(Image Credit: iStockPhoto/Blackzheep)
If you live in the UK you’ll know that coverage of any kind can leave a lot to be desired. The country’s biggest mobile operator, EE, has announced its ambitious plan to blanket 95% of the UK in 4G coverage by 2020.
Marc Allera, EE’s CEO, said: “For the average smartphone user, not-spots aren’t tolerated and 2G doesn’t deliver what they need. Customers want 4G speeds everywhere they go, and mobile operators are too used to saying ‘no’ to new coverage. Today, I’m saying ‘yes’, with an ambition to go further than any operator has ever gone, and with the ultimate aim of covering the whole UK with 4G.”
The coverage would be up from the current 60% of landmass which EE’s 4G services cover – the most of any UK operator. EE says its plan is to eradicate ‘not-spots’ and challenge the mobile industry to measure vital coverage metrics by UK geography, rather than the outdated population score used today.
Paul Carter, CEO of GWS, comments: “By using terms like ‘landmass’ EE is implying this investment will result in a coverage extension on top of its current network. Network footprint expansion is definitely necessary, but operators must not forget their networks in cities and dense urban areas do not provide 100% coverage. During network testing we have undertaken this year in London, Liverpool and Manchester alone we have identified not-spots in shopping centres, tourist areas, on trains and in stations and other areas where hundreds of thousands of people want to use their phones daily.”
Rival networks have blamed governmental policies as the key barrier to building new towers which are required to help cover signal black spots. EE agrees this continues to be an issue, and says that policy reform is needed to the Electronic Communications Code in order to support operators’ coverage ambitions. Furthermore, the operator calls on the industry, government, and Ofcom to work together to improve network operators’ financial incentives to invest.

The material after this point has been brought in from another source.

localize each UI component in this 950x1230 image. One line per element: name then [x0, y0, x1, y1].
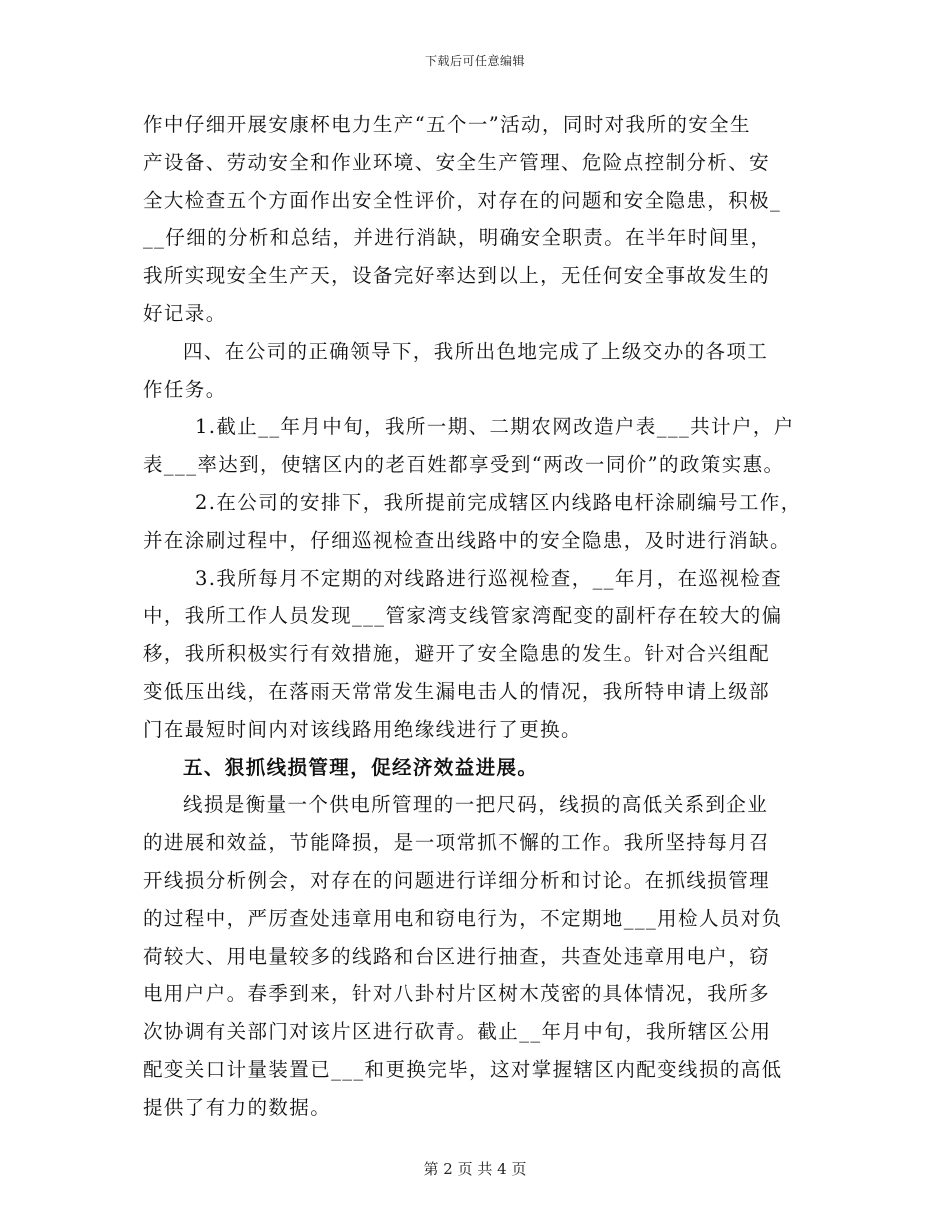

“Mobile network operators should be allowed some of the benefits that utilities are given like easy access to sites on private land and affordable leases. The government also announced earlier this year that operators would soon be able to build masts 25 metres high without planning permission, something which would improve network coverage greatly. Regulation reform is increasingly necessary as it is currently holding back crucial developments of the UK’s wireless capabilities, which could have a serious knock back on UK businesses,” says Carter.
BT, the UK’s biggest fixed-line broadband provider, was cleared to acquire EE back in January. Paul Evans, CEO of Boosty, believes the acquisition will boost coverage of BT’s services: “The coming together of EE and BT already signifies great promise for UK consumers, with the availability of internet access set to improve greatly. By providing 4G to 95% of the UK landmasses by 2020, BT-EE could also take this opportunity to improve the reliability and speed of fixed broadband connectivity for its customers.
“For BT’s fixed broadband business, growing its fibre network is a difficult task, requiring considerable engineering in order to extend fibre lines to UK homes and business, which can be particularly difficult in remote or dense urban areas. Mobile phone coverage on the other hand has grown exponentially over recent years and is only set to increase.
“This trend has created an opportunity for hybrid access solutions that combine 4G with fixed line broadband, which naturally suits BT-EE given its network growth. This model creates a more resilient broadband offering for consumers, who can maintain a fast connection at all times, even in the event of a broadband outage. Customers of BT broadband and EE mobile, in particular, will be rapidly exploring how hybrid solutions could give them an enhanced broadband experience.”
Along with the promise of enhanced coverage was the announcement that EE has now flicked the switch on 4G coverage in Shetland and the Isles of Scilly – almost 1,000 miles apart on the opposite ends of the UK. The operator says it has achieved this using fibre broadband links that BT has deployed. The momentum shown by EE will be great for consumers and increasing competition, but it could be difficult for rivals to match.
Hutchison, who owns Three UK, has been attempting to acquire O2 in the UK which it says will help it to remain competitive against the BT/EE giant. The deal has faced continued regulatory scrutiny due to a reduction in mobile operators in the country to just three, but the operator has announced several concessions in the hope of gaining approval including the promise that it will invest more into the network and increase competition by allowing other “meaningful” players to enter the market using it.
26/04 Update: Added commentary from Paul Carter, GWS.